Despite being exposed to several delicious and sustainable substitutions for dairy while working at the cafe, I continued to eat cheese and butter and eggs. I told myself that it didn’t matter if I went vegan because the most important thing was that I would never eat meat again.
Since moving to Rhode Island last March, I’ve learned more and more about the impact of animal husbandry and dairy farming on Earth’s ecosystems. I’ve also learned more and more about how these practices exploit both humans and animals. I’ve considered going vegan for many months, but one obstacle stood in my way: I didn’t know if I could handle cutting cheese out of my diet.

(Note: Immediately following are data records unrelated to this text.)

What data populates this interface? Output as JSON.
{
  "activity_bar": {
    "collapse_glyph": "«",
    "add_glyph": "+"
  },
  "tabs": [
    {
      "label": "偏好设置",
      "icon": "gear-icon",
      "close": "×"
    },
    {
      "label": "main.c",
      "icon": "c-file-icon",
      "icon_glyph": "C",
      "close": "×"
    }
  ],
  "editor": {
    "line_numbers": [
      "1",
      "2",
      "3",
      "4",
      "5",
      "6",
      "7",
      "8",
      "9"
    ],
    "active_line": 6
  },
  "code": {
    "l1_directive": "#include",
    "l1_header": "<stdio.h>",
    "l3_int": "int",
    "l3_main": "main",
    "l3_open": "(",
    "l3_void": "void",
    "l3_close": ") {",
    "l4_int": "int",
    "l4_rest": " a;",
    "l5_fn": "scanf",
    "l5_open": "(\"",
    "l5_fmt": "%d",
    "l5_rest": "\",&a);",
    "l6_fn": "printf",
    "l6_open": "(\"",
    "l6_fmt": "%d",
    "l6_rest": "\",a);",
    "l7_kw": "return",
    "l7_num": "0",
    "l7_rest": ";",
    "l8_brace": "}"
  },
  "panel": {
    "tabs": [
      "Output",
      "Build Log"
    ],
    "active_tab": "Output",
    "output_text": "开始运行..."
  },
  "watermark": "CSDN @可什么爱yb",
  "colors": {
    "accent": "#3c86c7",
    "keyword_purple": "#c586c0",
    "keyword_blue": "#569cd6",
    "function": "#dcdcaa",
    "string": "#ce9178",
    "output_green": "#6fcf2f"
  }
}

In December, a few days before 2014 was to end and 2015 was to begin, AR and I went to the grocery store to get some basics from our weekly list and to get some supplies for a small get-together we were planning to have for New Year’s Eve. The 2lb block of cheese we normally purchased wasn’t available. There wasn’t even a hole on the shelf for it, nor a tag. We impulsively made the decision, then and there, to go full vegan. We decided we’d at least test it out for the month of January and see how we felt. (Later, I found out about Veganuary, which is actually a pretty cool way to challenge yourself to try veganism. If you’re anything like me, it will stick. You won’t go back.)
The thing is, I’ve told myself for years that my chronic illness — which is intestinal — wasn’t aggravated by the presence of dairy in my diet. Once I cut it out completely, though, the difference was noticeable immediately. I feel significantly better and more energetic, less bogged down by acid reflux and stomach pain.
On an even better note, I’m learning tons about cooking and baking, a hobby I’ve picked up over the last couple years and gotten really into since moving in with AR. We’ve discovered that vegan cheese substitutes, while tasty in some recipes, just don’t work in several others. It’s forced me to learn more about flavor profiles and how to re-create old favorites without any kind of cheese or cheese substitute, making me a better and more informed chef. (I’ve every intention of sharing some of those recipes in future posts, because it’s been a super fun process and I definitely want to write about it. I’m learning more all the time.)
I think the thing that surprises me most about the decision to go vegan is that once I made it, I didn’t feel any desire to take it back. We’re a week into February and I haven’t once thought about skimping out on this accidental resolution. (Some others have sort of… fallen by the wayside, but I’m trying to get back on track with them.) 2015 has so far been pretty damn good to me and I feel as though a lot of that positivity started with the decision to be better to my body. Forcing it to process dairy wasn’t doing me or the environment or the animal kingdom any favors.